Als ich studiert habe, hörten wir immer vom Fachkräftemangel und ich konnte das nie richtig spüren bis ich versucht habe für unbekannte Berliner Frühphasenstartups Developer zu finden. Und da spürst Du dann die volle Macht, Kompetenz und Notwendigkeit von guter HR Arbeit. Im Finden und Halten von Talenten, denn sonst ist das Unternehmen ganz schnell am Ende.

Jedoch sind halt nicht alle HR Abteilungen und nicht alle Chefetagen so nah aneinander, wie in Startups. Da wird HR ja erstmal von den Gründern selbst übernommen. Die sind dann ja froh, wenn sie ihren ersten Vollzeitpersonaler an Bord haben und atmen auf, weil sie HR als Thema oft total unterschätzen. Es ist halt zu recht ein Beruf der Erfahrung oder Ausbildung verlangt. Aber es braucht halt auch Eier den Fachabteilungen entgegenzutreten und Chuzpe sich nicht in die „ich zauber Dir dann mal ein paar tolle Kandidaten“ Ecke zu stellen. Die meisten Arbeitgeber die schlechte Bewertungen und frustrierte Mitarbeiter haben, haben halt auch oft schlechte Führungskräfte. Da sind wir wieder bei Seilschaften und Beförderung qua Geschlecht oder Sympathie und nicht Führungskompetenz.

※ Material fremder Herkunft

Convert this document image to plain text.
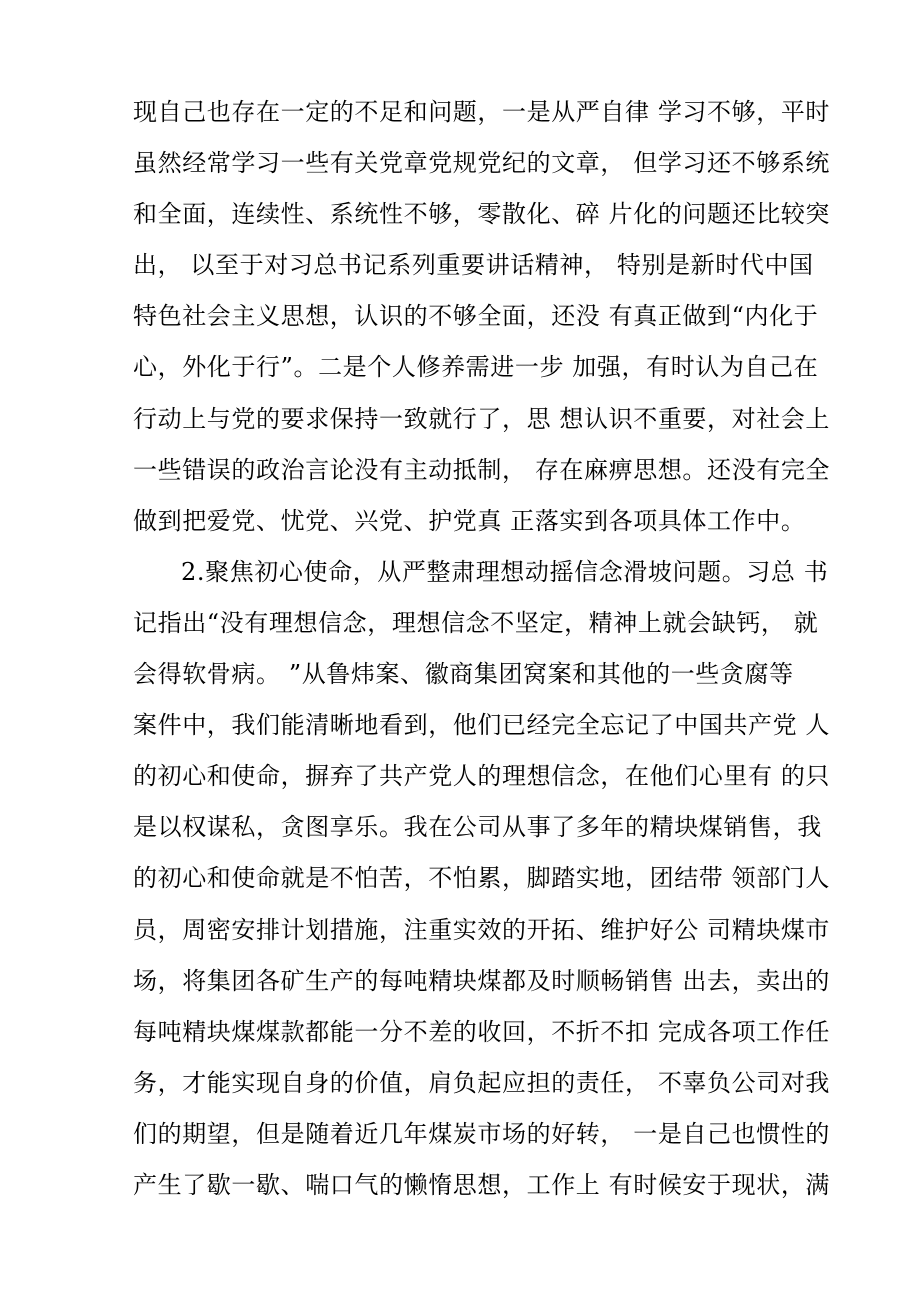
现自己也存在一定的不足和问题，一是从严自律 学习不够，平时
虽然经常学习一些有关党章党规党纪的文章， 但学习还不够系统
和全面，连续性、系统性不够，零散化、碎 片化的问题还比较突
出， 以至于对习总书记系列重要讲话精神， 特别是新时代中国
特色社会主义思想，认识的不够全面，还没 有真正做到“内化于
心，外化于行”。二是个人修养需进一步 加强，有时认为自己在
行动上与党的要求保持一致就行了，思 想认识不重要，对社会上
一些错误的政治言论没有主动抵制， 存在麻痹思想。还没有完全
做到把爱党、忧党、兴党、护党真 正落实到各项具体工作中。
2.聚焦初心使命，从严整肃理想动摇信念滑坡问题。习总 书
记指出“没有理想信念，理想信念不坚定，精神上就会缺钙， 就
会得软骨病。 ”从鲁炜案、徽商集团窝案和其他的一些贪腐等
案件中，我们能清晰地看到，他们已经完全忘记了中国共产党 人
的初心和使命，摒弃了共产党人的理想信念，在他们心里有 的只
是以权谋私，贪图享乐。我在公司从事了多年的精块煤销售，我
的初心和使命就是不怕苦，不怕累，脚踏实地，团结带 领部门人
员，周密安排计划措施，注重实效的开拓、维护好公 司精块煤市
场，将集团各矿生产的每吨精块煤都及时顺畅销售 出去，卖出的
每吨精块煤煤款都能一分不差的收回，不折不扣 完成各项工作任
务，才能实现自身的价值，肩负起应担的责任， 不辜负公司对我
们的期望，但是随着近几年煤炭市场的好转， 一是自己也惯性的
产生了歇一歇、喘口气的懒惰思想，工作上 有时候安于现状，满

Wie stark hat sich die HR Szene mit Beginn der Digitalisierung und im Zeitverlauf deiner Meinung nach verändert?

Anna: Auch hier ist das Spektrum m.E. groß. Ich habe vor ein paar Jahren mal einen Vortrag zum Thema „aktive Bewerberansprache“ gehalten, da saßen dann Personaler drin, die sich noch „www.linkedin.de, Profil anlegen“ aufgeschrieben haben. Und mit anderen habe ich über Bool’sche Suchstrings debattiert. Wie in der Gesellschaft auch, gibt es hier Vorreiter und Hinterherhinkende. Aber: HR Tech fasziniert mich ja deswegen gerade so, weil es an einigen Stellen den Mensch in der HR Abteilung abschafft und durch klügere System ersetzt. Weil es endlich datengetriebene HR Arbeit ermöglicht. Weil Digitalisierung und Tech die Personalarbeit auf mehr Köpfe auch außerhalb der HR Abteilung verteilt. Führungskräfte, die über eine App ihre Mitarbeiterthemen bearbeiten können und sich mobil Input/Wissen zu HR Themen ziehen können, statt es dem Personaler zu geben, der dass dann schon macht… Ich glaube also fest daran, dass HR effizienter, klüger und breitentauglicher wird durch Digitalisierung/Tech. Und das wird noch sehr spannend!

Es bleiben viele Grundprobleme, z.B. in der Kommunikation oder Transparenz, bestehen oder gab es durch eher einen Schub?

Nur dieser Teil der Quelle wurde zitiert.